Boutiques. Si la sécurité est la base, elle ne suffit pas à expliquer l’engouement des Français pour Internet. Pour Antonin Chartier, co-fondateur de Jimmy Fairly, l’entreprise doit offrir plus que son équivalent dans la vraie vie. Parti du constat que les opticiens se faisaient une marge énorme sur les lunettes, le parisien a lancé il y a deux ans un opticien en ligne avec des montures «pas chères, originales et de bonne qualité».  Selon lui «un site de e-commerce doit absolument apporter du neuf et en faire plus qu’un magasin».

Chez Jimmy Fairly on propose aux clients des essais gratuits par la poste et un service client en or. De quoi compenser l’absence d’un réseau de boutique. Même si pour Antonin Chartier, les boutiques web peuvent difficilement se passer d’une présence physique. Jimmy Fairly  possède une boutique dans Paris et prévoit d’en ouvrir une autre rapidement. «Dans les 10 sites les plus visités il n’y a que 3 pure players, ce n’est pas un hasard» souligne-t-il.  Même son de cloche chez la Fevad : «Les deux canaux de ventes sont complémentaires» indique Nathalie Laîné «d’ailleurs la plupart des pure-players sont en train d’ouvrir des boutiques».

Consommateurs acteurs. Le modèle de vente traditionnel aurait-t-il finalement du bon ? Loin de le copier, internet réuni en fait le meilleur des deux modèles.  Le web transforme les consommateurs en acteurs. «Les gens repèrent leurs articles sur internet et vont l’acheter en boutique et vice-versa» analyse Nathalie Laîné. Léo confirme «j’utilise internet pour repérer le prix des billets de spectacles et je compare avec le prix en boutique». Les grandes chaînes l’ont d’ailleurs bien compris et ce n’est pas un mystère si la Fnac fait partie du trio de tête des sites de e-commerce les plus visités.

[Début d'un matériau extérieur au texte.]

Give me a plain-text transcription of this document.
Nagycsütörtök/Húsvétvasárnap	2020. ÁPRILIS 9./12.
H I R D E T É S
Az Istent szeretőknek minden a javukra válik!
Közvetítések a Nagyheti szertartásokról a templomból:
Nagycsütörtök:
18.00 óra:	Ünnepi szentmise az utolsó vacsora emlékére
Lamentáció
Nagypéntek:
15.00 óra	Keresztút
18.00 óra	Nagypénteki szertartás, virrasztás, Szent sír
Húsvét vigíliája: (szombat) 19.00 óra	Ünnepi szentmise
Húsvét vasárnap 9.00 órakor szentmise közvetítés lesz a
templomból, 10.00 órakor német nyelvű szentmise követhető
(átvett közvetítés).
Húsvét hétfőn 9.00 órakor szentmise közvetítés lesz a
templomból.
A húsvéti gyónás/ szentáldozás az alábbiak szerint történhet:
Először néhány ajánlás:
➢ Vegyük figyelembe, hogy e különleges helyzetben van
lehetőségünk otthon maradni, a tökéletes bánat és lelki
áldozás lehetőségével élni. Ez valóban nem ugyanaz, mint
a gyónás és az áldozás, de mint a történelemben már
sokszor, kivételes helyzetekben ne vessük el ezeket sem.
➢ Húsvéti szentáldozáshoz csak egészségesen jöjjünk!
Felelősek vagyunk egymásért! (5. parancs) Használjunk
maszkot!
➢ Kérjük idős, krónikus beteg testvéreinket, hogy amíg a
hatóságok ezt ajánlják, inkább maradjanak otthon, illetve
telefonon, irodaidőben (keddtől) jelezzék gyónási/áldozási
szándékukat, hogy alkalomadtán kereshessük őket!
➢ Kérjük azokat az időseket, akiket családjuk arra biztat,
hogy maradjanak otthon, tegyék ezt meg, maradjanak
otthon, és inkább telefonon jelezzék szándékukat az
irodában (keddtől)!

Le choix offert à chacun est démultiplié. «Je n’achète pas grand chose sur Internet à une exception prête, les billets de trains et d’avions» indique Morgane «le choix est plus clair et simplifié». Le web ne risque de toute façon pas de détrôner le circuit traditionnel de sitôt. «Je ne ferai jamais mes courses en ligne» indique Morgane «pour le reste, ça dépendra mais ça doit être simple».  Comptant pour seulement 5% des achats effectués en 2011, la marge de progression du e-commerce est immense.